The other day I listened to episode 17 of the Full Stack Radio, which was about conferences and how to get the most out of them. Apparently, a lot of speakers over-think their subject and talk about it on a meta-level. They talk about code instead of showing it. One reason for this is the fear that knowledge about the small and daily things is to insignificant for a talk at a conference, so speakers choose topics that promise to have more impact, like groundbreaking new concepts. Following the podcast episode mentioned above, the “small” everyday things are very valuable for other developers. I think that is the same mechanism as doing pair programming instead of explaining some abstract coding or architecture guideline. Seeing how it gets applied to real code, learning a new shortcut for your IDE or just following the thought patterns of another developer can have a huge impact for your productivity.

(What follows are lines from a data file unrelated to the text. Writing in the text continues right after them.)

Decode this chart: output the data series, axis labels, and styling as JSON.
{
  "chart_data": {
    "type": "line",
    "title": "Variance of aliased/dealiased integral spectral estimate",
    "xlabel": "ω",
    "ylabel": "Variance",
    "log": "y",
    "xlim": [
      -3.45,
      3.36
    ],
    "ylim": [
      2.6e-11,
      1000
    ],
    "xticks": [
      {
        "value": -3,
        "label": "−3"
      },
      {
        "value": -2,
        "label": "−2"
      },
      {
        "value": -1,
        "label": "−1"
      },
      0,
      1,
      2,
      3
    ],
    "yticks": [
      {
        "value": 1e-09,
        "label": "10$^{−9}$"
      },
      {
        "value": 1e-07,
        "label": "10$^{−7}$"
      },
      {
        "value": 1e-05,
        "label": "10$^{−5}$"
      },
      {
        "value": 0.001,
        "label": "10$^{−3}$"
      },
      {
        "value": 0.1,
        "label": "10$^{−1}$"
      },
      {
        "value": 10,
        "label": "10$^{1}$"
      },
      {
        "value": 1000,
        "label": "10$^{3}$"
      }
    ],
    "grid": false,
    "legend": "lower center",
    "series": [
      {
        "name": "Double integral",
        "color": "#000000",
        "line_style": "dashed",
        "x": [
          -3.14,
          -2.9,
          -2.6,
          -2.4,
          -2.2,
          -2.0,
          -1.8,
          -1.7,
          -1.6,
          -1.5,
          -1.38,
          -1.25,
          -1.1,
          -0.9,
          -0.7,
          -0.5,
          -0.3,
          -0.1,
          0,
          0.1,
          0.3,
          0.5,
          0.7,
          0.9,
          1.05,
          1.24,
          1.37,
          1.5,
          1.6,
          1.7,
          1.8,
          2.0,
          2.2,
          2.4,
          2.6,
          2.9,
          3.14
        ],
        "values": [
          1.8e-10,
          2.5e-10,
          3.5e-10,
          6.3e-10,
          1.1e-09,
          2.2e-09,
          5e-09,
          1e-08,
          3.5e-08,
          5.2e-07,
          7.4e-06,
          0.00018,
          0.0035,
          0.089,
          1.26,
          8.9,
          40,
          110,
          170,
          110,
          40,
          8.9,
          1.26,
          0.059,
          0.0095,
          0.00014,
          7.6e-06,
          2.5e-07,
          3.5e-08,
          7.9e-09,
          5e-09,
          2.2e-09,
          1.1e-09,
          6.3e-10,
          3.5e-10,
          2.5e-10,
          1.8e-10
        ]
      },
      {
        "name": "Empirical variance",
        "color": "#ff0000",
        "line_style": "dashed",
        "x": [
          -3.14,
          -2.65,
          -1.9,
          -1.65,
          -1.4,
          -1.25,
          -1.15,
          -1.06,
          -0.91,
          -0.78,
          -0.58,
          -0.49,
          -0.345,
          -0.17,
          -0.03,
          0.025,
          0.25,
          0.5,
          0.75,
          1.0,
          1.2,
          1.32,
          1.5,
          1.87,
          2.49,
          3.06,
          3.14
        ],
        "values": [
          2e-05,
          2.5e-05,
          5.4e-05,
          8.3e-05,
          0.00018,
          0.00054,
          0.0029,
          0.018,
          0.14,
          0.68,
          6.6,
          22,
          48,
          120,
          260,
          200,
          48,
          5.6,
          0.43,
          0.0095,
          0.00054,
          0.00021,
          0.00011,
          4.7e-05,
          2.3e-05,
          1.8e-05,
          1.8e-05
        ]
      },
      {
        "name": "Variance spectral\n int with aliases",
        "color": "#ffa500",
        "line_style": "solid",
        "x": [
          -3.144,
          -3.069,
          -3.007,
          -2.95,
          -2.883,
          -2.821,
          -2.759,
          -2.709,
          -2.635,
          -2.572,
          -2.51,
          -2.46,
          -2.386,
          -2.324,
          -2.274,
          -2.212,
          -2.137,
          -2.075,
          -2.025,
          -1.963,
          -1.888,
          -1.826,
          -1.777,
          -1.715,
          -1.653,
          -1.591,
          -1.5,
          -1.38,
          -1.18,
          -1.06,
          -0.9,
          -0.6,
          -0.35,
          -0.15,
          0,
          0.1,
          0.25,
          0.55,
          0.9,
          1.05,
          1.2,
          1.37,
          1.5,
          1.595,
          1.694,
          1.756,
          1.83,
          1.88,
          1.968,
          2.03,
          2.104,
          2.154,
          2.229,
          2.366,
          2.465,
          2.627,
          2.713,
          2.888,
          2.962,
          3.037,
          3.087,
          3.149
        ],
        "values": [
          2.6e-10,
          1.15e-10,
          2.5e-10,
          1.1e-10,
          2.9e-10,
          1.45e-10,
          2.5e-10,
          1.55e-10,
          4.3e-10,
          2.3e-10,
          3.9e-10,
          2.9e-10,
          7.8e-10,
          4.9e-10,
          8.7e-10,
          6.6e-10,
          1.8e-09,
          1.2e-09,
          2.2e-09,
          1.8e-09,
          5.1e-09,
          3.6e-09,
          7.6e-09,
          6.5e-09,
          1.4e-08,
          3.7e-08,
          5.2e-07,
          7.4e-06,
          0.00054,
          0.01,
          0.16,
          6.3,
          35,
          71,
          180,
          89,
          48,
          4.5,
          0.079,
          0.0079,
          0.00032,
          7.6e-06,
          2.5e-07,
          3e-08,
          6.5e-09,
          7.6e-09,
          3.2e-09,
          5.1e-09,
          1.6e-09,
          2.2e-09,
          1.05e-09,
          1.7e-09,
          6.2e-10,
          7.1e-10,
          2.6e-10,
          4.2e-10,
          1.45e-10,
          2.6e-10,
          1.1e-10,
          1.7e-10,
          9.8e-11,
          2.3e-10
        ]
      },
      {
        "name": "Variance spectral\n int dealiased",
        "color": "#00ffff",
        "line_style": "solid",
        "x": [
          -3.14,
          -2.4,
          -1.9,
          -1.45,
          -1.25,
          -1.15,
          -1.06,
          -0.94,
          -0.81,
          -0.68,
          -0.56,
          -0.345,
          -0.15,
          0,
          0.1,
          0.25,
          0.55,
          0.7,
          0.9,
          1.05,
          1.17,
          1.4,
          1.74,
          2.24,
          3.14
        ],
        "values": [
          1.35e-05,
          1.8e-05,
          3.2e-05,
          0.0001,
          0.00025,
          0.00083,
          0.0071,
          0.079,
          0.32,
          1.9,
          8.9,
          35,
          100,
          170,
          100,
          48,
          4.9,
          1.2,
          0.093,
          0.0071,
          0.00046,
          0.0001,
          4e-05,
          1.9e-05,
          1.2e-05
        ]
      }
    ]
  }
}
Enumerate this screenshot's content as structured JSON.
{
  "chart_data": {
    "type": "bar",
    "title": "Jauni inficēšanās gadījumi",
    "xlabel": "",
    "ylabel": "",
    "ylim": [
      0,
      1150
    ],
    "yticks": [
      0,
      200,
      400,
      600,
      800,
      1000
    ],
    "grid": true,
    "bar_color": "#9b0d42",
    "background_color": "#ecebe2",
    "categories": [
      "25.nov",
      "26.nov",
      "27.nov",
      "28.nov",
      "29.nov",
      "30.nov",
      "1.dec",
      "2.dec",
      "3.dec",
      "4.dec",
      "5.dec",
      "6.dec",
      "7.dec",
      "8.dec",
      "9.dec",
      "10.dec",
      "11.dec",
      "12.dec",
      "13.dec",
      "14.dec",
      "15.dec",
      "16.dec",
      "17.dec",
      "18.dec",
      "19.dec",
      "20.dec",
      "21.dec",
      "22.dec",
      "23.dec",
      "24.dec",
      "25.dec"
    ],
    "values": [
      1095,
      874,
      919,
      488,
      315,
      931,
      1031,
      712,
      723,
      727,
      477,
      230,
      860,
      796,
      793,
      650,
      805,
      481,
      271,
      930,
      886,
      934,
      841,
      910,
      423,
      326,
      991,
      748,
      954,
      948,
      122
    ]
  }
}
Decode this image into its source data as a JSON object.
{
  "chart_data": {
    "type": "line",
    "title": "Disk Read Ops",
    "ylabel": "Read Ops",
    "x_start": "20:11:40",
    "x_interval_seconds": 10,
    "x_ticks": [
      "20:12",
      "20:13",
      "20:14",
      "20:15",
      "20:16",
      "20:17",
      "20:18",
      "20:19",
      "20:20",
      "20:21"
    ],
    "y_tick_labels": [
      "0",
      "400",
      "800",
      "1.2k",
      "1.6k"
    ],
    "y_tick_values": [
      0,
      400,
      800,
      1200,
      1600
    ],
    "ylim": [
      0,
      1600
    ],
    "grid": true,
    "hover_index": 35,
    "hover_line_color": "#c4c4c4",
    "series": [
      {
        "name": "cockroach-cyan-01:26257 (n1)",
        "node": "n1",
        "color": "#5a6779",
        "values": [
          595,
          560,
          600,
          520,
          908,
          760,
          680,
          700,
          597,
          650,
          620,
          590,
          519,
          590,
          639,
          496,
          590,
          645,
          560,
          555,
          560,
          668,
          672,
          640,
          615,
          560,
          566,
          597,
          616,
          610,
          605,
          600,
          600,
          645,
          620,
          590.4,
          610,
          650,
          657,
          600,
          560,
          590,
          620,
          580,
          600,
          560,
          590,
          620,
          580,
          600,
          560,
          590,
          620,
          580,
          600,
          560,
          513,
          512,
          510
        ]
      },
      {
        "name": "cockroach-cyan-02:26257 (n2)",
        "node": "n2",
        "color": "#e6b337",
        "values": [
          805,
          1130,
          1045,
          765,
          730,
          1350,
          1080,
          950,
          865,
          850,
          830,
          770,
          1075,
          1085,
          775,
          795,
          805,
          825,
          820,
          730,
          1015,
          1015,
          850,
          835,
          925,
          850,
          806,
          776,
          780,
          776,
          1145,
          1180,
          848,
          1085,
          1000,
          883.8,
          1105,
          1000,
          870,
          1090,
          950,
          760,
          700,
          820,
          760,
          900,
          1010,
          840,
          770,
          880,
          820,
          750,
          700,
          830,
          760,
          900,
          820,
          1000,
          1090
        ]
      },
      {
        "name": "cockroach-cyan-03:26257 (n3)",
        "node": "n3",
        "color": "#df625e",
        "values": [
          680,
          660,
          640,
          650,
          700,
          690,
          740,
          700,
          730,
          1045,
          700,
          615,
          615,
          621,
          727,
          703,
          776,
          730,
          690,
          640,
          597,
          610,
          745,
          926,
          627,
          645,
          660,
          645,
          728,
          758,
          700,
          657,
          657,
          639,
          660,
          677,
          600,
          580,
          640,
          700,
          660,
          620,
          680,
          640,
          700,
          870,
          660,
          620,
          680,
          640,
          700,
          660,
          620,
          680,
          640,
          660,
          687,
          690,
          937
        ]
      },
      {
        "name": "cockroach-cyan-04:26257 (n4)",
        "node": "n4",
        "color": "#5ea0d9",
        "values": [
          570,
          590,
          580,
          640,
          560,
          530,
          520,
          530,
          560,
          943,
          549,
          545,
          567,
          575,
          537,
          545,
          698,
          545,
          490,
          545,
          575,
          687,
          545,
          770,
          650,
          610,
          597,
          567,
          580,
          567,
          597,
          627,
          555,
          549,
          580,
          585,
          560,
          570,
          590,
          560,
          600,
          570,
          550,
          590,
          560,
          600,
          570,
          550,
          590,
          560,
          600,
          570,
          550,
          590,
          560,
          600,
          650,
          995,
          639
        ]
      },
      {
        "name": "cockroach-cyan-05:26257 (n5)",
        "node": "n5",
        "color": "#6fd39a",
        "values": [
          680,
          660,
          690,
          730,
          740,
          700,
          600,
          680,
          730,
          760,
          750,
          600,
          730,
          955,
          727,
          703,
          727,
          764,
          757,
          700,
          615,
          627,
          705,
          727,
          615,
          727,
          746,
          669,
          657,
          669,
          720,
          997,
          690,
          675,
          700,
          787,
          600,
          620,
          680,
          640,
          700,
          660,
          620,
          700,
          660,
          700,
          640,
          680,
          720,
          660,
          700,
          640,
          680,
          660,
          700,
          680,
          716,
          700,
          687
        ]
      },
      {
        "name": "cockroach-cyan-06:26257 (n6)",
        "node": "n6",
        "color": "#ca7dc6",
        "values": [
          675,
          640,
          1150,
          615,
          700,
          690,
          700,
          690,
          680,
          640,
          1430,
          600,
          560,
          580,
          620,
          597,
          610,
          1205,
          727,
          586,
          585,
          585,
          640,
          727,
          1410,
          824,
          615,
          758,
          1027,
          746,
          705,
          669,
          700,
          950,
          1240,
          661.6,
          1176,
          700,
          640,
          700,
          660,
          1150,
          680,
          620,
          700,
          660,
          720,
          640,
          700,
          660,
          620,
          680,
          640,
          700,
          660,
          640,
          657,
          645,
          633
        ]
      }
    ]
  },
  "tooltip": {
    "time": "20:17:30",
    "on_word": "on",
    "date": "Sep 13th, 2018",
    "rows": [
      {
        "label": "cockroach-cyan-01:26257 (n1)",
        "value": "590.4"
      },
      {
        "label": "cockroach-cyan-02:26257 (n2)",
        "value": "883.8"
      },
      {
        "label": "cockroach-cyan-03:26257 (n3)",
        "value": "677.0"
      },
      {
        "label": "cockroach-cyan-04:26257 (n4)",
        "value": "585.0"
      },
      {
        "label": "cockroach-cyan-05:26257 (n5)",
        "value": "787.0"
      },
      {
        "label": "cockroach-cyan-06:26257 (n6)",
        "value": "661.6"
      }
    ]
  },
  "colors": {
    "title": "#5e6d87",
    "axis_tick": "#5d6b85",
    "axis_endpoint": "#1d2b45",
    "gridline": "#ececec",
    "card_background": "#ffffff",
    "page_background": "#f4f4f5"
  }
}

Until now, nearly all of my articles have been about one topic that gets dissected in detail. As an experiment, I’m going to write a “What I have learned” article each month. This article will contain important new things I came in contact with in a very short and bullet point -like fashion. Documenting the small things I learned in the last couple of weeks forces to me rethink them and could help other developers out. Let’s see where that takes us. :)
Here’s what I’ve learned in May 2015:
- Why Continuous Delivery is important
- In my last project, we had a JUnit test setup that used an in-memory HSQLDB for testing. I used this without knowing in detail how it worked. To understand in retrospect, I wrote code that does something similar. You can see it here.
- Learned about some security topics and cloud storage by setting up an OwnCloud with server-side encryption and TLS.
- Installed RedPhone and TextSecure by Open Whisper Systems
Let me hear what you think of this new format - is it a nice overview of interesting things or just noise? ;)
TL;DR
I will write a short article about what I’ve learned every month from now on.